Lintasbogor.com, Bogor – Menindaklanjuti program yang dilaksanakan oleh Warga Upadaya, terutama yang terkait dengan Isu
Perlindungan Anak dan Perempuan, serta untuk mendapatkan data terkini dari kejadian/ kasus yang
terjadi di tengah-tengah masyarakat, Yayasa Warga Upadaya Bogor Gelar acara “Pemetaan Isu Anak”, Selasa (15/3/2022)

Dengan mengusung tema “Pemetaan Isu Isu Pengembangan Anak Usia Dini, acara ini berlokasi di CICO RESORT Cimahpar Bogor Utara kota Bogor.

Dalam hal ini Yayasan Warga Upadaya Bogor menjadi inisiator dan penyelenggara
Bpk F. Eko. Eriyanto (pimpinan proyek warga Upadaya).

Tutut mendukung acara ini, diantaranya :
BMM ( Badan Musyawarah Masyarakat)
Kelurahan pamoyanan, Kelurahan Cikaret,
Kelurahan Pakansari, Kelurahan Harapanjaya dan Kelurahan Sukahati.

Ditemui di lokasi kegiatan, Hilman (Narasumber acara) mengatakan, Selain sebagai bentuk Peduli Mengenai Pengembangan usia dini ( golden age), remaja dan prilaku masyarakat dan permaslahan di wilayah kelurahan tersebut harapannya agar adanya acara ini dapat edukasi yg terus menerus dr diri kita sendiri dan melalu kader kader di wilayah serta semboyan BATAGOR ( Ibu anak Tangguh Kota Bogor) yg di bantu oleh aparat aparat kelurahan yg bekerja sama dengan puskesmas untuk anak usia dini dan

Ditempat berbeda dr.

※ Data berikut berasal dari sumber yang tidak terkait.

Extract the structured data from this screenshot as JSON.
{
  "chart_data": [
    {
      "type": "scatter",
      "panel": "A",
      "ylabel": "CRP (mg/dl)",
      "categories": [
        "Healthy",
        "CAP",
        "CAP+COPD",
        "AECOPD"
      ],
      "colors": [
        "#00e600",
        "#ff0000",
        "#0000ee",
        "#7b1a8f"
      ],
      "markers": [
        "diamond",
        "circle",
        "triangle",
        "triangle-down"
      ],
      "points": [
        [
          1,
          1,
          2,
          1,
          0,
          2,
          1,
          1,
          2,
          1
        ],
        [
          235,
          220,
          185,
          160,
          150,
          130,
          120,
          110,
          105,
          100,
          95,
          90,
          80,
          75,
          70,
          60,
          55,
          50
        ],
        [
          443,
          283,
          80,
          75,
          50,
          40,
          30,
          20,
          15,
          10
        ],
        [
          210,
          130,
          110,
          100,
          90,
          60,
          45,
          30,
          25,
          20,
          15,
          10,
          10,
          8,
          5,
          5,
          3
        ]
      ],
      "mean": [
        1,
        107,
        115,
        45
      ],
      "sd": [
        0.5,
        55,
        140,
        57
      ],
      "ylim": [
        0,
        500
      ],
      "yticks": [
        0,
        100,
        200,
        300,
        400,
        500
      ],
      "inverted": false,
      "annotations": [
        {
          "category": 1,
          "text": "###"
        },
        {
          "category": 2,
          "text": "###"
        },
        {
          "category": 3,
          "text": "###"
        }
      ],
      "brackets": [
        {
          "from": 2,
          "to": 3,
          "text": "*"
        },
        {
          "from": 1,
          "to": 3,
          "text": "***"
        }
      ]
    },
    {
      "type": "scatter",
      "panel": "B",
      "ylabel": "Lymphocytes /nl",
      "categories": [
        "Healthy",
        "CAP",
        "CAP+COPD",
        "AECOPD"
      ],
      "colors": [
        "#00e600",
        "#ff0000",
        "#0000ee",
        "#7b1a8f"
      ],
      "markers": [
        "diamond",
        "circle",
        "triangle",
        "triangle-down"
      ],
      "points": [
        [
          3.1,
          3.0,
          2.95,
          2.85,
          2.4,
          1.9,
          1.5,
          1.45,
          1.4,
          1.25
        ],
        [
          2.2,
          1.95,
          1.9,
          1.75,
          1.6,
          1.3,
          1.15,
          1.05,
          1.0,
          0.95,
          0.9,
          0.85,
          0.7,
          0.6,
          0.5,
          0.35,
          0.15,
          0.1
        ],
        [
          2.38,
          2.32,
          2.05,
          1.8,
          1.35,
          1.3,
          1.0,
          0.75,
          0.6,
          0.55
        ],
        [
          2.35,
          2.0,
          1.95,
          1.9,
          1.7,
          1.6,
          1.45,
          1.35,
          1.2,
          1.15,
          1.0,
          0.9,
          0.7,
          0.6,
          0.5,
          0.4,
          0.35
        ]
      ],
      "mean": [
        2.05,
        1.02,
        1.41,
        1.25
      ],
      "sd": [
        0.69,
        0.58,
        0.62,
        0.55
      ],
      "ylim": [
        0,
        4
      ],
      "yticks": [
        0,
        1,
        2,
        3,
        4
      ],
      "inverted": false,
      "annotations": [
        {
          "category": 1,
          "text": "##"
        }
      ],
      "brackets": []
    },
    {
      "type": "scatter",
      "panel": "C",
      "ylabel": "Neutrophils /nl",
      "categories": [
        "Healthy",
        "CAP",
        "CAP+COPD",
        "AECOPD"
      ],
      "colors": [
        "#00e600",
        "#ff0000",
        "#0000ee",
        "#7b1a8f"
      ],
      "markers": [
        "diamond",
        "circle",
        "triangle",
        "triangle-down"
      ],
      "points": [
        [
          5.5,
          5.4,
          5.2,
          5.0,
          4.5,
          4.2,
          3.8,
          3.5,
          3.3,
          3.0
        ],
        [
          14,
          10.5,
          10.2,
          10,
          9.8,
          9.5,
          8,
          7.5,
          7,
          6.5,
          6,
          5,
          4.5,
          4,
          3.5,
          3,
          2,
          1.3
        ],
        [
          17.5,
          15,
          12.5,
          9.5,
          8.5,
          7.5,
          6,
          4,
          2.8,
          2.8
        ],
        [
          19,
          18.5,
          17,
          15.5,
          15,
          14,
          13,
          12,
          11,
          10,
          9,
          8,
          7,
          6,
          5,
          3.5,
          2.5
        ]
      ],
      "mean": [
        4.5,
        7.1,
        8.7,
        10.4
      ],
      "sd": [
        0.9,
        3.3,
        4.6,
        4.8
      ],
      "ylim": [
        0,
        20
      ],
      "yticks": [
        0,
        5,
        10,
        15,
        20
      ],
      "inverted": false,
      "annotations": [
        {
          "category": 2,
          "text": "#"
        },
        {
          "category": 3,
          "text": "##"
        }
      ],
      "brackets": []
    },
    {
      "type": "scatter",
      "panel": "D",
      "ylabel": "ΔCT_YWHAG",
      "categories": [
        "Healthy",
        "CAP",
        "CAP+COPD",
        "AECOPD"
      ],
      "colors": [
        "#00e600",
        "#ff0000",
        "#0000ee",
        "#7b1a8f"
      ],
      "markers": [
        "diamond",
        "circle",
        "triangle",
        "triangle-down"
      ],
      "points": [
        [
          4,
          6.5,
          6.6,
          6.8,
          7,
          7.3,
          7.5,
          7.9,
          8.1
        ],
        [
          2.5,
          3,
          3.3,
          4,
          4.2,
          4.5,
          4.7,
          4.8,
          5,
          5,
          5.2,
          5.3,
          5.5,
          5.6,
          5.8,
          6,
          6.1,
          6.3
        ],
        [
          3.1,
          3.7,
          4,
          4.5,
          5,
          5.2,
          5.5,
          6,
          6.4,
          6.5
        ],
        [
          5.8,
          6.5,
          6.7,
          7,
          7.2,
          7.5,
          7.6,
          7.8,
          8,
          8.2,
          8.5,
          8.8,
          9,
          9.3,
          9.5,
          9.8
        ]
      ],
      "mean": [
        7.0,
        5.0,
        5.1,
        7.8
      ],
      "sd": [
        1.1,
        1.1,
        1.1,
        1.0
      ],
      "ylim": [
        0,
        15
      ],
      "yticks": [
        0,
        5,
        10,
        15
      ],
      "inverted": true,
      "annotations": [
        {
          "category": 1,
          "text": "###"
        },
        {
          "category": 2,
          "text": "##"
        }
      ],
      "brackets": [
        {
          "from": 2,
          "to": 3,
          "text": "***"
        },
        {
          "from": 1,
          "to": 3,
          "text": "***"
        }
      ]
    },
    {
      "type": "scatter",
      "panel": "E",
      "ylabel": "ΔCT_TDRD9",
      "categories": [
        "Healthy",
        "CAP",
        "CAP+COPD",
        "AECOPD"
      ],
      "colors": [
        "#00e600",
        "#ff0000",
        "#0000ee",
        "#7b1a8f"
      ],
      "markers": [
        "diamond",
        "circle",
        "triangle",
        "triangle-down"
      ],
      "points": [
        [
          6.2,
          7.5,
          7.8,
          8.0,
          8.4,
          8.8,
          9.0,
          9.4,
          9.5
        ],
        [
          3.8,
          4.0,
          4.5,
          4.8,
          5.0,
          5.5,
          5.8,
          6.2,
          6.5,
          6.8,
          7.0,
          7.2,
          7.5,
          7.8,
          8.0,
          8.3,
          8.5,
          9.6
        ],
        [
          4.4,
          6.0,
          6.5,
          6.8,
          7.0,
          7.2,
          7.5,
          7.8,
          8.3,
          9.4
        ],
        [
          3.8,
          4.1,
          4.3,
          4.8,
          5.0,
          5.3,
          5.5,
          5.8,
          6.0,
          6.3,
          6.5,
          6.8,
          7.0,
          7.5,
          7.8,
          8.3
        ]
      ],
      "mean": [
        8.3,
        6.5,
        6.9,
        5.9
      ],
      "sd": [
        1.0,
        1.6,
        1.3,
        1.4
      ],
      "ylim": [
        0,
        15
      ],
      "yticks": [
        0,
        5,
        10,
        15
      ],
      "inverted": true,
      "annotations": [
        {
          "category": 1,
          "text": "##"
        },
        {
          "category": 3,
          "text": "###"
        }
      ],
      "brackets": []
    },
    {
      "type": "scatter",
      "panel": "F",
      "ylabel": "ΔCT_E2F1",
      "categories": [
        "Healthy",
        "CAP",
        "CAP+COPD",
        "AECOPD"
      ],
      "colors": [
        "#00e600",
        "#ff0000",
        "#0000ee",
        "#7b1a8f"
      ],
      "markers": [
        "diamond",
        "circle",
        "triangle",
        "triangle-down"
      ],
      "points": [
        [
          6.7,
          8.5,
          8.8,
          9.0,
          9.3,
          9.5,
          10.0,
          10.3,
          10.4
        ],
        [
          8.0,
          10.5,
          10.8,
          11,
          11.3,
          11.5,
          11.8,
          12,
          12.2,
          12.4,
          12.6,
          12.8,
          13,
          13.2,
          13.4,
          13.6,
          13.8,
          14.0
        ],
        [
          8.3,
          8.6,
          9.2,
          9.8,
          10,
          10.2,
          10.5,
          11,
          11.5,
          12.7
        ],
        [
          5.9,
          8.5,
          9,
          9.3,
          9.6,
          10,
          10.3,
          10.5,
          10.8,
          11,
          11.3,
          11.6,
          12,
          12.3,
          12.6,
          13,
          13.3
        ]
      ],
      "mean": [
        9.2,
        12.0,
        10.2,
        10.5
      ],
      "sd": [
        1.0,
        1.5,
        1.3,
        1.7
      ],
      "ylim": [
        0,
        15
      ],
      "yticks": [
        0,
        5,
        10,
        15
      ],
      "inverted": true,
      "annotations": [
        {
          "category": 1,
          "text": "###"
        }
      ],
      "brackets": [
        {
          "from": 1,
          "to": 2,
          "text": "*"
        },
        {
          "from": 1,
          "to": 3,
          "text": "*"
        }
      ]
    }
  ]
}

F. EKO ERIYANTO selaku pimpinan proyek Warga Upadaya Bogor mengatakan, “Harapan kami meningkatnya kapasitas masyarakat untuk mengadvokasi dan bertindak dalam isu-isu pengembangan anak usia dini
Melalui mapping atau pemetaan diharapkan ada aksi masyarakat yang disetujui pemangku kepentingan untuk ditindaklanjuti dalam penanganan isu pengembangan anak usia dini.
Aksi masyarakat didefinisikan sebagai aksi kolaboratif untuk merespon isu-isu pengembangan anak, misal kampanye, pertemuan dengan pemerintah daerah, dan kegiatan lain yang dirancang untuk mendukung pengembangan anak usia dini,” Ujarnya.

Eko menambahkan Sebagai contoh dalam penanganan permasalahan stunting perlu peran aktif dari berbagai pihak. Bukan hanya tugas dan tanggung jawab dari Dinas kesehatan atau puskesmas/layanan kesehatan lain namun diperlukan juga peran aktif setiap lembaga guna mendukung penekanan/pencegahan stunting.